This is not the kind of comeback Margaret Thatcher would ever have wanted. There was a time, in the wake of her tearful departure from 10 Downing Street in November 1990, when she seemed to be holding on to the dream of recovering Britain’s prime ministership. So dominant had she been for over a decade — dominating both the country’s political scene and the psyche of millions of its citizens — that it would not have been altogether fanciful to imagine her reappearing, in the manner of Norma Desmond in Sunset Boulevard, to declaim: “I am big — it’s the politics that got small!”
But the whirligig of time has its ravages, its revenges and its rewards. Now, over two decades later, a film treatment that skilfully intertwines Thatcher’s past career glory and present fading memory, and thus depicts her as both powerful and vulnerable, offers her an unexpected late reprise. The formula — the exploits of a heroic personality shadowed by private tragedy and undone by lesser men — is reliably comforting, the central performance of Meryl Streep an impressive simulacrum. A success in its own terms, then, though any cultural trace will be (I would guess) almost imperceptible.
The baroness will not see, let alone cast any beady-eyed verdict on, The Iron Lady. In any event Margaret Thatcher always did live for politics and had little time for art in whatever form (though her notional favourite poet was the imperial tub-thumper Rudyard Kipling — like her, a great left-hater — and she favoured Dickens’s A Tale Of Two Cities “with its strong political flavour”). This always marked her as a philistine to many of her adversaries, admittedly a subsidiary item in a long charge sheet. To those with some knowledge of the public world and events the film depicts — if my own reaction is any guide — the film will appear caricatural and depoliticised to an almost unwatchable degree. But if The Iron Lady is thus a minor indication that Margaret Thatcher is becoming ever more a mythic figure, it also invites an effort to look at its subject in the perspective of politics and history.
Margaret Thatcher’s top-rank political career spanned only 20 years, now a shorter period than the one since that red-eyed resignation. For its first decade, moreover — even after she became leader of the Conservative Party in February 1975 following a bold challenge to the managerialist Edward Heath, and arguably even after she led the party to the election victory in May 1979 that made her prime minister — there was little indication of the transformative role she would play.

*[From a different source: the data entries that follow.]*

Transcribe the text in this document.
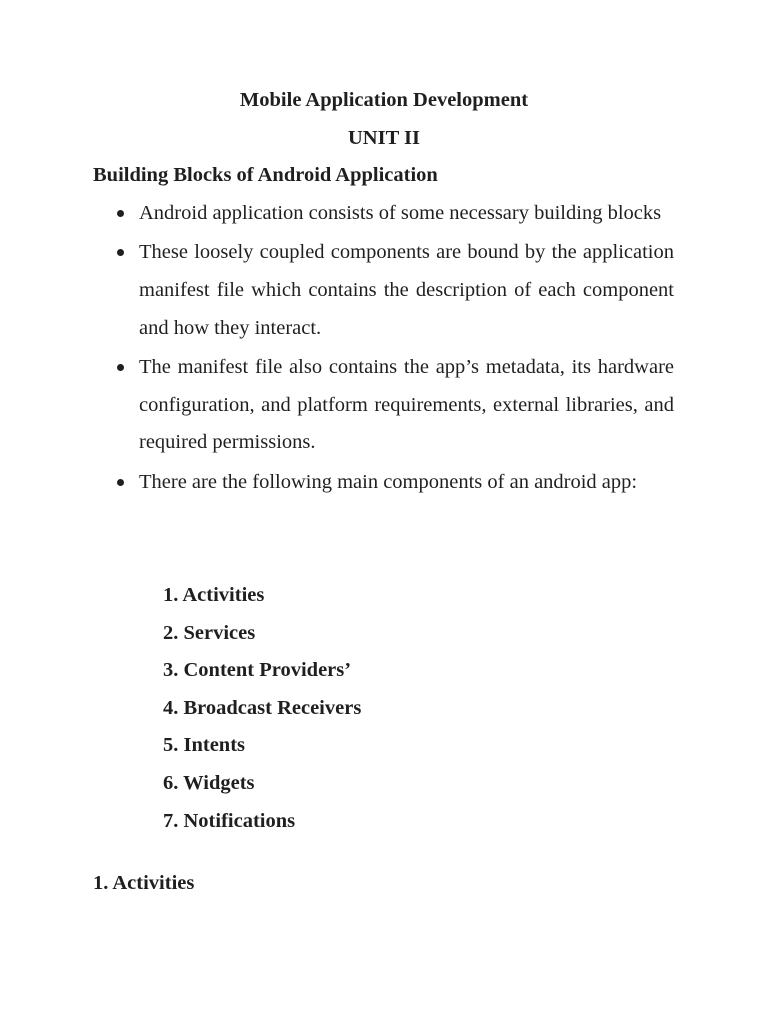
Mobile Application Development
UNIT II
Building Blocks of Android Application
Android application consists of some necessary building blocks
These loosely coupled components are bound by the application manifest file which contains the description of each component and how they interact.
The manifest file also contains the app’s metadata, its hardware configuration, and platform requirements, external libraries, and required permissions.
There are the following main components of an android app:
1. Activities
2. Services
3. Content Providers’
4. Broadcast Receivers
5. Intents
6. Widgets
7. Notifications
1. Activities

Margaret Roberts, born in 1925, was raised in the English east midlands market town of Grantham, the daughter of a corner-shop grocer of Methodist religious beliefs and instinct for public service (he served on many local associations, and briefly as the town’s mayor). Her “practical, serious and intensely religious” childhood helped her win a scholarship to Oxford University, from where she graduated in chemistry in 1947 before working as a laboratory researcher, while pursuing her political interests. She contested the national elections of 1950 and 1951 as Conservative candidate in the safe Labour seat of Dartford, south-east of London, meeting her husband Denis on the stump. She gave birth to twins in 1953, the year she also qualified as a barrister specialising in taxation law. The relationships with her father Alfred and with Denis Thatcher (a wealthy manager of a paint firm, unstintingly supportive of his wife’s career) were the vital ones of her life.
Margaret Thatcher became member of parliament for the north London seat of Finchley in 1959, a foot soldier in the Conservatives’ third successive national victory. It had been a long apprenticeship for a young, ambitious, hard-working, self-assured woman seeking advancement in a party whose higher reaches and governing ethos were overwhelmingly male and upper-class (albeit with a vast female membership and a policy orientation that accorded women’s perceived interests a crucial priority). In other respects, however, it was a conventional rise amid propitious family circumstances, in a conformist era in which a woman judged (not least by other women) to be of the right calibre could ascend some way up the greasy pole.
The upper extent of the climb began to be renegotiated as the revolutions of the 1960s — far slower at the time than in mediatised retrospect — got under way. The election of a minority Labour government under the wily Harold Wilson in 1964 ended the Conservatives’ 13-year hegemony, and after its consolidation in 1966 the reformist home secretary Roy Jenkins introduced liberalising reforms (on divorce, homos-xuality, capital punishment and censorship) that began to unlock some damaging social rigidities.